By 1998, WEIU-TV was one of the least-viewed PBS stations in the United States. In 2001, Rick Sailors was named general manager of WEIU-TV. He increased the amount of classic TV series on the station's lineup, emphasized PBS's educational offerings and dropped the MacNeil–Lehrer NewsHour, and introduced new local non-news programs to accompany WEIU's news. From 2003 to 2014, the station covered home games of EIU football, basketball, and baseball. In 2005, WEIU-TV began programming Your 13, a channel available on the local video service of Consolidated Communications.

Dennis Roche became WEIU's interim general manager in 2005 and assumed the role in a full-time capacity at the start of 2006. Under Roche, the station completed its conversion to digital television by building a new transmission facility off-campus near Humboldt, and beginning digital broadcasting on channel 50 on April 4, 2006. The new digital facility had a larger coverage area and enabled multicasting to begin, with MHz Worldview added as a subchannel. Roche also initiated a membership campaign for WEIU-TV, one of the few PBS stations with no member program.

===Disaffiliation from PBS and discontinuation===

By 2024, the station was still heavily reliant on support from the Corporation for Public Broadcasting (CPB) and Eastern Illinois University. That fiscal year, WEIU-TV reported revenue of $1.41 million, of which $471,980—33 percent—came from the CPB and $456,119—32 percent—came from the university, none of which was an appropriation made by EIU. The station had 82 members who contributed $4,243 and 359 members of a friends group who donated $85,659. As a result, Congress's 2025 action to rescind funding for the CPB in the Rescissions Act of 2025 put the station in financial jeopardy. On September 30, 2025, WEIU-TV concluded its affiliation with PBS and found other program sources to replace the 25 percent of its programming that was supplied by the network. The aim of the university was to keep News Watch and related programming in service as part of its academic programs. After the disaffiliation, EIU laid off five WEIU-TV employees, including the programming director.

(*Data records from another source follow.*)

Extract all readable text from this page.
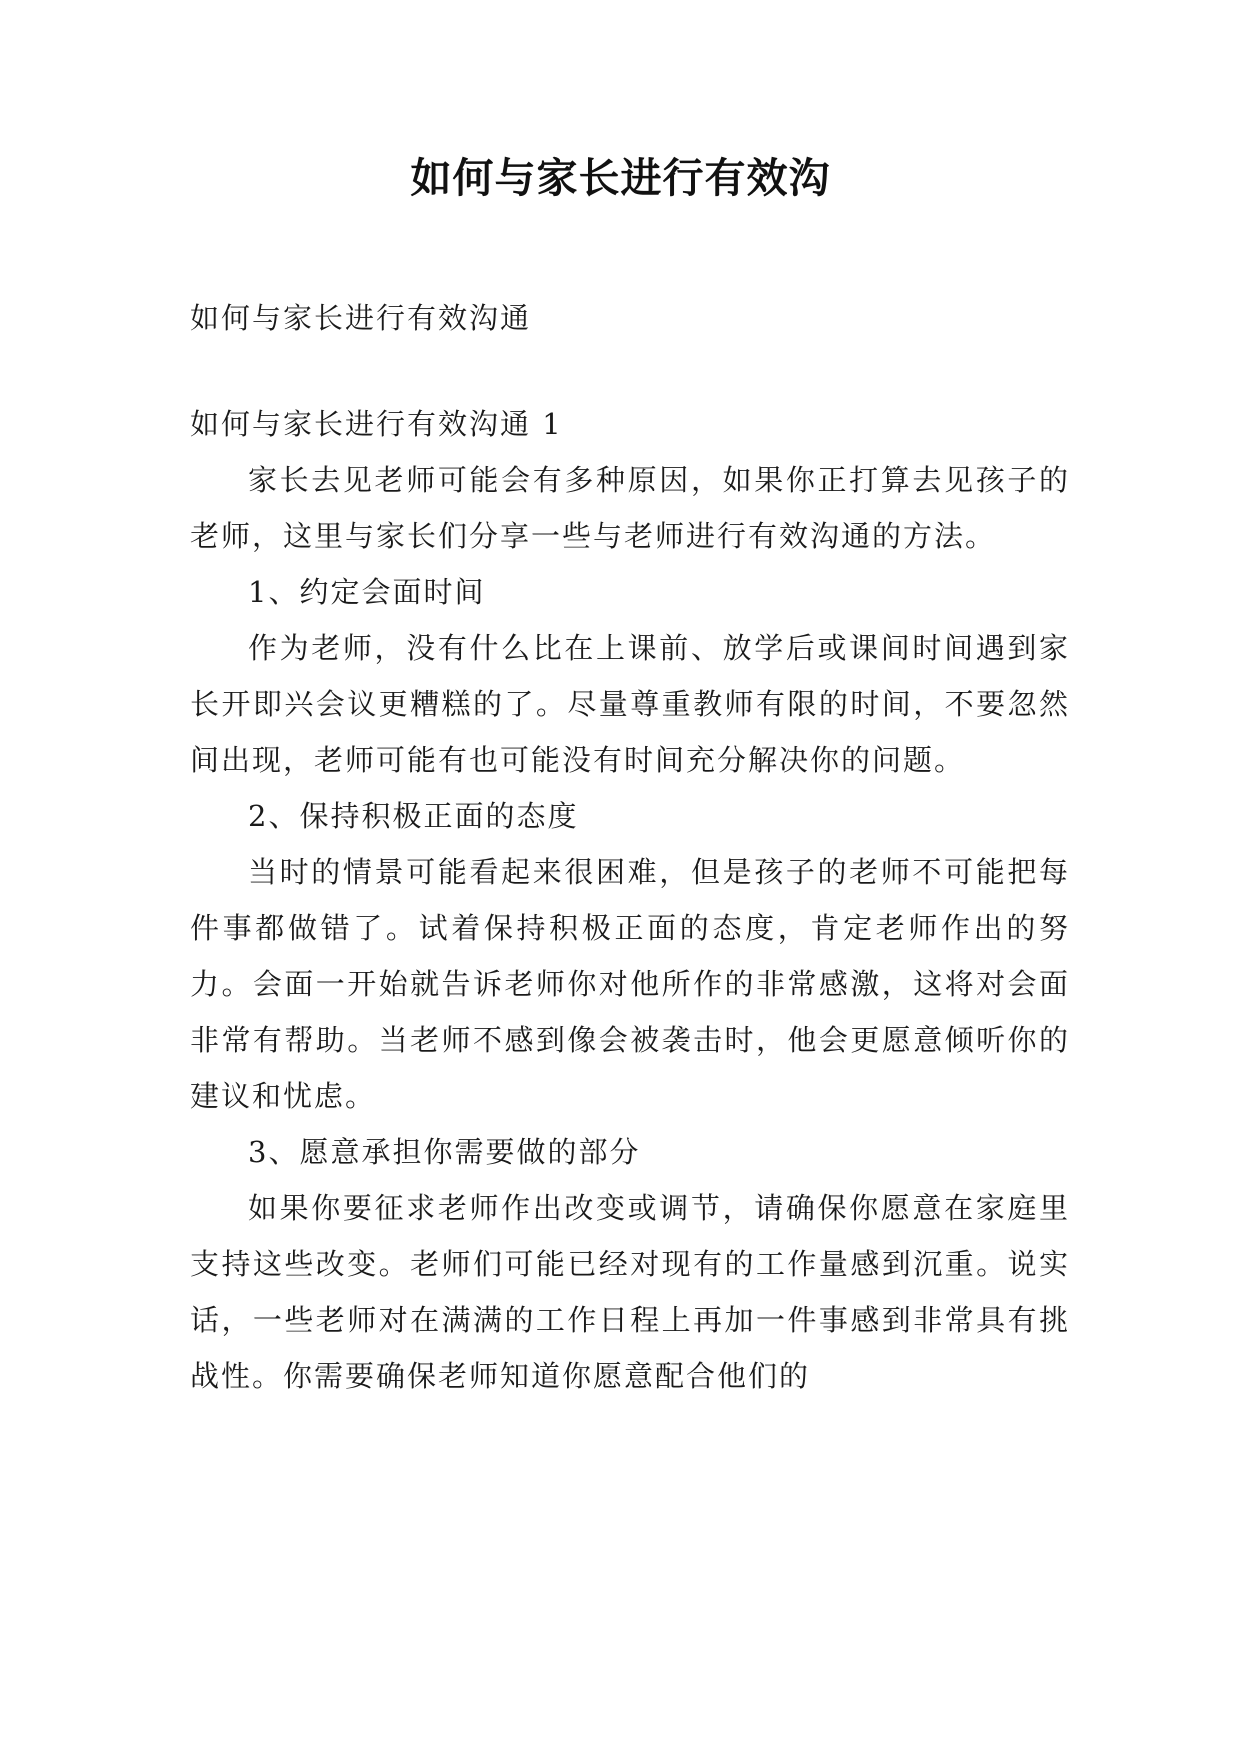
如何与家长进行有效沟

如何与家长进行有效沟通

如何与家长进行有效沟通 1

家长去见老师可能会有多种原因，如果你正打算去见孩子的老师，这里与家长们分享一些与老师进行有效沟通的方法。

1、约定会面时间

作为老师，没有什么比在上课前、放学后或课间时间遇到家长开即兴会议更糟糕的了。尽量尊重教师有限的时间，不要忽然间出现，老师可能有也可能没有时间充分解决你的问题。

2、保持积极正面的态度

当时的情景可能看起来很困难，但是孩子的老师不可能把每件事都做错了。试着保持积极正面的态度，肯定老师作出的努力。会面一开始就告诉老师你对他所作的非常感激，这将对会面非常有帮助。当老师不感到像会被袭击时，他会更愿意倾听你的建议和忧虑。

3、愿意承担你需要做的部分

如果你要征求老师作出改变或调节，请确保你愿意在家庭里支持这些改变。老师们可能已经对现有的工作量感到沉重。说实话，一些老师对在满满的工作日程上再加一件事感到非常具有挑战性。你需要确保老师知道你愿意配合他们的
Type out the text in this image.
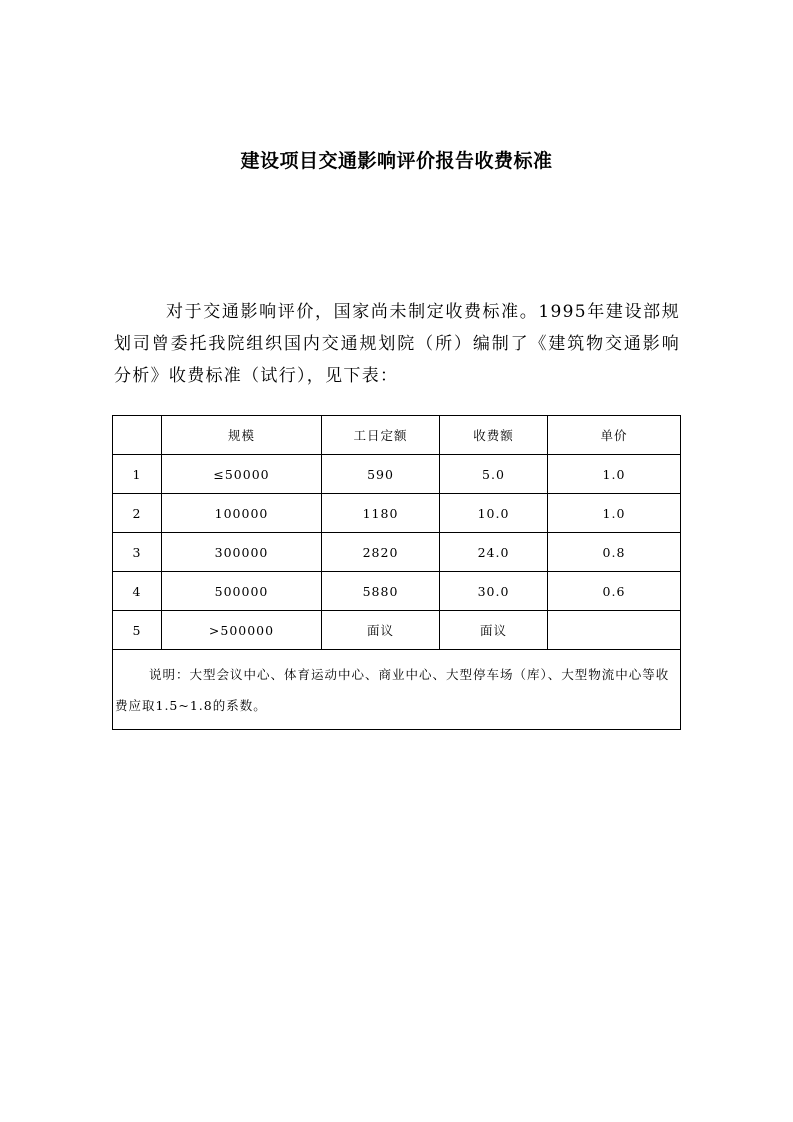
建设项目交通影响评价报告收费标准
对于交通影响评价，国家尚未制定收费标准。1995年建设部规划司曾委托我院组织国内交通规划院（所）编制了《建筑物交通影响分析》收费标准（试行），见下表：
	规模	工日定额	收费额	单价
1	≤50000	590	5.0	1.0
2	100000	1180	10.0	1.0
3	300000	2820	24.0	0.8
4	500000	5880	30.0	0.6
5	>500000	面议	面议	
说明：大型会议中心、体育运动中心、商业中心、大型停车场（库）、大型物流中心等收费应取1.5~1.8的系数。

On April 26, 2026, WEIU-TV announced that it was ending its operations as a broadcast television station on May 15, with News Watch continuing as a daily live stream on YouTube during the fall and spring semesters. WEIU radio was unaffected by the changes. The station left the air for the last time at 10 a.m. CDT.

==Technical information and subchannels==
WEIU-TV's transmitter was located near Humboldt, Illinois. The station's signal was multiplexed:

Subchannels of WEIU-TV
| Channel | Res.Tooltip Display resolution | Short name | Programming |
| 51.1 | 1080i | WEIU-HD | Educational Independent |
| 51.2 | 480i | FNX | FNX |
| 51.6 | HitMix | Simulcast of WEIU |

===Analog-to-digital conversion===
WEIU-TV shut down its analog signal, over UHF channel 51, on February 17, 2009, the original target digital television transition date. The station's digital signal remained on its pre-transition UHF channel 50, using virtual channel 51.

WEIU-TV relocated its signal from channel 50 to channel 30 in 2019, as a result of the 2016 United States wireless spectrum auction.